Hospitalizations due to diabetes are more frequent among African Americans, but risk factors are not known. We analyzed data from an urban African American patient population to identify variables associated with hospitalizations attributable principally to diabetes.


Demographic, disease, and metabolic characteristics on patients seen in an outpatient diabetes clinic during 1991 to 1997 were extracted from an electronic patient tracking system. Data were linked to a statewide hospital discharge dataset to capture all in-state hospitalizations from 1998 to 2001. Persons who required a hospitalization for diabetes were compared to the remainder of individuals in the database.


A total of 3397 diabetes patients (average age 56 years; 65% women; 92% African American) were included in the analysis; 12% had a hospitalization primarily due to diabetes. Persons with a diabetes hospitalization were younger and had diabetes longer, and fewer were women. In addition, persons who had a diabetes-related hospitalization had evidence of poorer glycemic control with higher hemoglobin A1C (HbA1C) levels. Both the absolute change and rate of decline in HbA1C was less in persons who were hospitalized.
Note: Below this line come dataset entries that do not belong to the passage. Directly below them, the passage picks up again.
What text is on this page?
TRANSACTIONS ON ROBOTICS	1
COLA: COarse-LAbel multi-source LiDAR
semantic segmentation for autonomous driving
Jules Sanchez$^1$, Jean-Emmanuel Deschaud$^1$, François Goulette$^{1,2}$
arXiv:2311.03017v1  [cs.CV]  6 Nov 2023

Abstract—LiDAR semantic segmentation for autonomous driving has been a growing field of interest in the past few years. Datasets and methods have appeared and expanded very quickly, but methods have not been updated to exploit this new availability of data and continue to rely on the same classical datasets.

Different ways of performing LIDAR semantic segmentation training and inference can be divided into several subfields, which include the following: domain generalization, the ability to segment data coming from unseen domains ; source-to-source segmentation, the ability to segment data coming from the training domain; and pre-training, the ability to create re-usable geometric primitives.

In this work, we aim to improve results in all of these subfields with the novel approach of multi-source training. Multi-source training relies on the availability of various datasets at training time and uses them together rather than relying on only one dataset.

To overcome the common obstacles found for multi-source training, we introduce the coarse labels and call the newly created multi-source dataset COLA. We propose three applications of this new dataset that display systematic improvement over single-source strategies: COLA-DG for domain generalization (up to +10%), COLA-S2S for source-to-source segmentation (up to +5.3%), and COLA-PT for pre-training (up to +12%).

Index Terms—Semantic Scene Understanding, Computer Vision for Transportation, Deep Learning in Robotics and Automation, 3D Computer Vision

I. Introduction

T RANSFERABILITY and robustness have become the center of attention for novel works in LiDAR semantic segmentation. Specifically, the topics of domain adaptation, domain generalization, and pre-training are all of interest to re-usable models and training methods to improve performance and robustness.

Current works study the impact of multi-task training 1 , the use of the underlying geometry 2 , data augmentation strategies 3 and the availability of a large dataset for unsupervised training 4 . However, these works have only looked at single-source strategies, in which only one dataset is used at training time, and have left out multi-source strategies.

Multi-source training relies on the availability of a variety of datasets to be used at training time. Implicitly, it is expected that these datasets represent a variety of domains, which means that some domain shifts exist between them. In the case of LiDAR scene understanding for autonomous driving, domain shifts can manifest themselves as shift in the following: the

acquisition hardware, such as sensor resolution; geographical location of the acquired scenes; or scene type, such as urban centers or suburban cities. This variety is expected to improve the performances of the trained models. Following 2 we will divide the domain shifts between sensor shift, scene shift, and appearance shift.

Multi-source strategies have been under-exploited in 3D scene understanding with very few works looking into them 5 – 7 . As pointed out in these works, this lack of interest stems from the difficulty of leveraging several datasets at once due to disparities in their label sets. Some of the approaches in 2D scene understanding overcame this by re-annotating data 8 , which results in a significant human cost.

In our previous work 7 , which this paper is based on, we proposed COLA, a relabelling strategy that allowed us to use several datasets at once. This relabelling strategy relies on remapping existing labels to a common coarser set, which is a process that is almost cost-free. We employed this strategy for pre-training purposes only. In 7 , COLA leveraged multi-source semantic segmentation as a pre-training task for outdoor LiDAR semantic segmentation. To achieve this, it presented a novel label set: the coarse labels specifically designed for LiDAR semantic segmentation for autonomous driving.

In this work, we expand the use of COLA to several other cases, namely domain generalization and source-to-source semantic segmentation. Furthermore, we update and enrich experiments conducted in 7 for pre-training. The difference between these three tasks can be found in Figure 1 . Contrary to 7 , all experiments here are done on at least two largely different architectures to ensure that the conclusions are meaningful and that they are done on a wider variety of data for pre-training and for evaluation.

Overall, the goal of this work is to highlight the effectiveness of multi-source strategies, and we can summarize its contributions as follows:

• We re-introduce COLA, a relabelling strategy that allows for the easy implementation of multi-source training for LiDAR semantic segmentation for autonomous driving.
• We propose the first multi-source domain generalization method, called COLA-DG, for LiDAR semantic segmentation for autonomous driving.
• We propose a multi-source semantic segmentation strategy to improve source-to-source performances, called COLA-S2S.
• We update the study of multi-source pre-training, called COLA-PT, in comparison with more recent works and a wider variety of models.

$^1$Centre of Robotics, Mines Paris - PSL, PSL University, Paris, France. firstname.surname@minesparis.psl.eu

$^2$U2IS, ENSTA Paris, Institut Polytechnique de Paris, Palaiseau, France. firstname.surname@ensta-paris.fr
In adjusted analyses, duration of diabetes and HbA1C remained significantly associated with risk of a diabetes hospitalization.


In this predominantly African American patient sample with diabetes, poorer glycemic control increased the chances of hospitalization due to diabetes. Continued efforts to aggressively control hyperglycemia could decrease the need for a diabetes hospitalization in this population.